High customer churn costs a great deal of money. As the old mantra goes, it's far cheaper to keep a customer than it is to win a new one. So, says Business Insider, if T-Mobile is going to become more successful and more profitable, it's going to have to tackle its churn problem. The company's executive layer has been very forthcoming about this.
But it's easier said than done.
As some first steps, T-Mobile has changed leadership and started to tie executive compensation to churn. It is using more help from its parent company, Deutsche Telekom. It also a plan to deal with the fact that it doesn't offer customers the iconic Apple (News - Alert) iPhone.
The goal, apparently, is to get close to 2 percent churn in 2011 and less than 1.8 percent in 2012, which sounds very ambitious.
According to Fierce Wireless, T-Mobile CEO Philipp Humm has unveiled a comprehensive turnaround plan he said will revitalize the company. In addition to reducing churn, goals include growing revenues, pursuing new markets (such as the enterprise market) and considering strategic alternatives such as network sharing, partnerships and even spectrum leasing.

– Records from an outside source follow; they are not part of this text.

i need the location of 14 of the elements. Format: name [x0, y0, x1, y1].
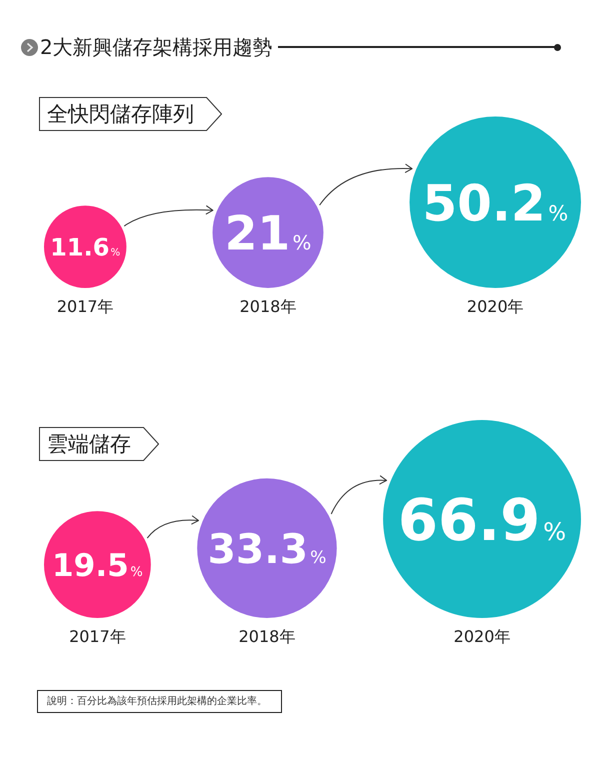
data-label: 33.3% [208, 524, 326, 573]
text: 2大新興儲存架構採用趨勢 [40, 34, 273, 60]
data-label: 66.9% [398, 486, 566, 554]
category-label: 2020年 [454, 627, 510, 646]
data-label: 50.2% [422, 174, 568, 232]
data-label: 21% [224, 206, 312, 262]
data-label: 19.5% [52, 548, 143, 584]
category-label: 2017年 [69, 627, 126, 646]
category-label: 2020年 [466, 297, 524, 316]
category-label: 2018年 [238, 627, 296, 646]
data-label: 11.6% [50, 233, 121, 262]
category-label: 2018年 [240, 297, 296, 316]
text: 說明：百分比為該年預估採用此架構的企業比率。 [37, 690, 282, 713]
category-label: 2017年 [56, 297, 114, 316]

And the fact that the company doesn't offer the iPhone? Humm credits at least 10 percent of T-Mobile's churn to this: customers defecting to AT&T (and now Verizon) in search of their coveted iPhone. Hamm has said the company plans to offset their iPhone-less state by launching a lot more Android handsets. As Google's (News - Alert) Android platform becomes more popular and continues to close the gap between itself and the iPhone in terms of sales and penetration, T-Mobile's Android-heavy future plans might help close the churn gap.